Still, Gass was legitimately able to point to policy on Iran as an example of a united front. "Iran has the right to be a rich and successful country in the Middle East," he said. "It does not have the right to destabilise its neighbours or acquire nuclear weapons."
Gass believes that what he calls "sterile institutional wrangling" and voting power spats detracts from a focus on achieving results in the EU.
"Too much energy has been devoted to discussing voting methods and minor constitutional changes which are really only understood by a few experts in many cases, " he said with what seemed to me personal as well as professional conviction.
"We need to deliver in areas that actually matter to people. What we have in the European Union is not a democratic deficit at all.

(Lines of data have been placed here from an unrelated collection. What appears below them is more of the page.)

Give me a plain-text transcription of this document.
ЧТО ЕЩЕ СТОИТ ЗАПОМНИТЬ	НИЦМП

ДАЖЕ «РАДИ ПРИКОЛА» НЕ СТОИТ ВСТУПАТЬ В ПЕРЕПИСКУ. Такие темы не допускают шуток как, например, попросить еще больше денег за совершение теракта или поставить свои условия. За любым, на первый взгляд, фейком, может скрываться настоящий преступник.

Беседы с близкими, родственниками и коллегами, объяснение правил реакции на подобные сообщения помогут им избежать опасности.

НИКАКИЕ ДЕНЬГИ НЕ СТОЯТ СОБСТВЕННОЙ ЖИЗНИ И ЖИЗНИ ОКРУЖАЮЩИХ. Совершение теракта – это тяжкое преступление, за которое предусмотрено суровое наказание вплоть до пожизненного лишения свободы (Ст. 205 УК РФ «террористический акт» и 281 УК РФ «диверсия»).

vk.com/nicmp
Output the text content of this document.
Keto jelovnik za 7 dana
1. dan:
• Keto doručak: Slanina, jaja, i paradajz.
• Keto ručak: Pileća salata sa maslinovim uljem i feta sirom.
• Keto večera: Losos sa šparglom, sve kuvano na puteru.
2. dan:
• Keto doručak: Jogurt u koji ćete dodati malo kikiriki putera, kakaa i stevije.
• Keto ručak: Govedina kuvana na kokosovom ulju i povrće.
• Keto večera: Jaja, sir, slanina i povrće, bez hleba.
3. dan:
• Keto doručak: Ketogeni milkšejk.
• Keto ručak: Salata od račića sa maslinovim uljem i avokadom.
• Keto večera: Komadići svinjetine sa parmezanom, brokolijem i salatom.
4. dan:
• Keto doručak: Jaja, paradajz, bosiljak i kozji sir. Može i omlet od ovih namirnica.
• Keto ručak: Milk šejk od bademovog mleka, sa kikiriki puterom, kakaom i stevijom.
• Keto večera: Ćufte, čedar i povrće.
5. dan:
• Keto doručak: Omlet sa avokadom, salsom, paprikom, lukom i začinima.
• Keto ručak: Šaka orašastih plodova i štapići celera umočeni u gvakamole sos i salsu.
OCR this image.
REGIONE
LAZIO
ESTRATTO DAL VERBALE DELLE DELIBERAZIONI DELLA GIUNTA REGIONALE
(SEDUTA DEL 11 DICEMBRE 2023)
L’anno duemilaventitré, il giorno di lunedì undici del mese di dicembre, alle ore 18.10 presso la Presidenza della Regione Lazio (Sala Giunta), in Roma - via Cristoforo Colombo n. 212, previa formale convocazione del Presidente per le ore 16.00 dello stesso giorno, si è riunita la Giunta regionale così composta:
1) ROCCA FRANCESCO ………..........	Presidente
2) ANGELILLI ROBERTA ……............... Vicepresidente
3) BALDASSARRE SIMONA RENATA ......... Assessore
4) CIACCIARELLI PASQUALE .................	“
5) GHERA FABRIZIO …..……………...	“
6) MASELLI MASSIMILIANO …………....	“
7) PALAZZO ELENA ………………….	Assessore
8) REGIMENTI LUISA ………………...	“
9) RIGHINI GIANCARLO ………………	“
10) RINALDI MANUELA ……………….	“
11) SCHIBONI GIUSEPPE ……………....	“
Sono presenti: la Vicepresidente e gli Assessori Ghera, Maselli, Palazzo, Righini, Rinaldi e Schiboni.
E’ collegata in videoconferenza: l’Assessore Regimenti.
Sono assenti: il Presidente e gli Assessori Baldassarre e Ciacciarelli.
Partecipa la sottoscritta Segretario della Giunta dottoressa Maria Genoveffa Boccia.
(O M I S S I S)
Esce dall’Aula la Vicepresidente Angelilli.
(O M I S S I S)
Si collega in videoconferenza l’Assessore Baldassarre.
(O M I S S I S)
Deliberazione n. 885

What we actually have is a delivery deficit. It's a deficit in the EU's ability to meet the expectations of people on ordinary questions like migration, security, climate change, the economy, job creation, innovation. These are the things that really matter to people."
The 'institutional wranglings' of the European Union, as well as its foreign policy making, are thrown into a different perspective when one contemplates the prospect of Turkish entry. Not only will that country of 65 million potentially be the biggest member; it will also be the most adventuresome, because it sees itself as a regional power.
As we spoke, 200,000 pairs of Turkish boots were reportedly lined up on the border with Iraq in preparation for a possible invasion to defeat what Turkey and the US see as Kurdish terrorism. Given that Britain, as Gass said, is "committed" to stabilising Iraq "until the job is done", a sudden Turkish involvement could complicate that job enormously.
"I don't want to say too much," Gass intoned thoughtfully. "Turkey will be thinking very carefully not only about the military risks if it crosses the border, but also about the political risks."